Les cloisons, les fenêtres… chaque pièce est modifiable. Tout bouge. Dans le collectif, ils ont créé une intimité pour chaque personne qui y habite. Cela est une représentation significative qui incarne leurs méthodes pour créer ces projets.
Pour eux, c’est ce qui représente au mieux l’individu dans le collectif. Comment la sphère individuelle ne va pas être éliminée au profit de la collectivité. En Occident, le logement est une affaire intime, alors qu’au Japon nous avons une réalité beaucoup plus collective.
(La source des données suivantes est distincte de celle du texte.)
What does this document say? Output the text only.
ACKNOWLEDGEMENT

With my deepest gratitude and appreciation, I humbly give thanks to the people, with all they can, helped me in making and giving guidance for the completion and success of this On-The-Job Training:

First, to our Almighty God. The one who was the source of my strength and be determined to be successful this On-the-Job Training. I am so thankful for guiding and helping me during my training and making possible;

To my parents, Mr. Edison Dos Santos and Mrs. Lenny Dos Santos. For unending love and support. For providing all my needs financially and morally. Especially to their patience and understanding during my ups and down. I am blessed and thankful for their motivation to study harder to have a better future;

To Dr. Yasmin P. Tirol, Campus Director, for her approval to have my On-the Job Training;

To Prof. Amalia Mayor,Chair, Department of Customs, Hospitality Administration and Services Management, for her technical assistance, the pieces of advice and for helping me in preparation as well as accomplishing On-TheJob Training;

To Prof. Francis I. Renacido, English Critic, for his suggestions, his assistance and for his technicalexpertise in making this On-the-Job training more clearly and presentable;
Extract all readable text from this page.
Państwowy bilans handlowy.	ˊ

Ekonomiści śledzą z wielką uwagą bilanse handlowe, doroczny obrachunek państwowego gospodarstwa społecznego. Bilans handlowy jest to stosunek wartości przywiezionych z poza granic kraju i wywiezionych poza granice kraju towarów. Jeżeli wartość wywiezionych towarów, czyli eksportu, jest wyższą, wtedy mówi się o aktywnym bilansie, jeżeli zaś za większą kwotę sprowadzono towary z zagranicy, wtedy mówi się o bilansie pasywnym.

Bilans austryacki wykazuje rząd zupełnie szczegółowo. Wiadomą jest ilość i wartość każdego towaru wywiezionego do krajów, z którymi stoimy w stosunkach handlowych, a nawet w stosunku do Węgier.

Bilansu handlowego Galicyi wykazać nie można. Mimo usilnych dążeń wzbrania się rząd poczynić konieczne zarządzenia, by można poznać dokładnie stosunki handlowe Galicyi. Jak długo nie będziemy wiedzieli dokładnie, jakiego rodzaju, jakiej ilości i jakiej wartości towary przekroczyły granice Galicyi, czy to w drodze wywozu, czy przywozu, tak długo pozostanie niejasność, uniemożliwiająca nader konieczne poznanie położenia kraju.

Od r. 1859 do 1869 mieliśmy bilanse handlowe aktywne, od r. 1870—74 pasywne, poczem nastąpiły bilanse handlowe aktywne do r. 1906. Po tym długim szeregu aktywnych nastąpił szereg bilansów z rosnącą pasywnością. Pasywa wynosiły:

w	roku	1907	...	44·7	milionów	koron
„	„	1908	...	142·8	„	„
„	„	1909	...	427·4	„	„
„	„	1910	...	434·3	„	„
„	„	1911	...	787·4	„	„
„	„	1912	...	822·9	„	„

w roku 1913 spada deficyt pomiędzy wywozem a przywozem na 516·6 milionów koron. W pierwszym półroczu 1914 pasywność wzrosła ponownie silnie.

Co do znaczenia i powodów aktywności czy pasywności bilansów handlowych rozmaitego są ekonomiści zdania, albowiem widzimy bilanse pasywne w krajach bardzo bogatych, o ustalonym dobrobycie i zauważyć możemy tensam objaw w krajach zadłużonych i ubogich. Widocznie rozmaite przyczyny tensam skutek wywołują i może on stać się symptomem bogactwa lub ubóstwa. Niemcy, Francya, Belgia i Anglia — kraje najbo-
ISNA Design Studio tente de rendre plus flou les contours de ces deux façons de penser. Projet de Kobe :
Pour améliorer la vie des communautés de la ville. À la fois, ça permet de réduire la vitesse de la conduite en voiture, et en plus, ils ont créé plein de lieux de rencontres pour les habitants. Ils ont retourné certains éléments, ce qui fait que les gens ne font pas forcément face à la route, mais face aux autres. Cela créerait des échanges, et donc une consolidation de la communauté. Nous retrouvons l’aspect de propreté de la ville, de regroupement de la communauté de la ville de Kobe, au sein d’une nouvelle communauté de cette nouvelle rue, et le côté prudent, car la route est adaptée à ça. Projet de Makuwari :
C’est une région pas très loin de Tokyo. Ce quartier qui a été réalisé de manière à favoriser les relations au sein de la communauté locale. Makuwari est une petite région, et ce projet se trouve dans une petite ville. Il implique les villageois dans les activités de cette nouvelle communauté : les cafés, les bureaux, des endroits pour faire du sport. C’est une petite ville dans une petite ville. Vous pouvez le penser comme une mise en abyme. Pour le studio, cela est un exemple de ville positive, avec une petite communauté à son intérieur, plongé dans la nature. Il faut que ça donne envie de rester là.
Ainsi, à travers cette promenade dans la ville positive du futur, nous voyons l’importance de l’un des concepts qui est à la base de la pensée japonaise qui se traduit en français par « dedans dehors ». Dans l’après-guerre, les logements LDK (Living, Dingin, Kitchen) ont été la prédilection des architectes. Mais aujourd’hui, ISNA Design Studio tente de retrouver un équilibre entre l’individualité dans la collectivité, et la collectivité dans l’individualité. Ainsi, l’individu pourra bourgeonner avec la communauté et sans les contraintes qu’elle lui pose.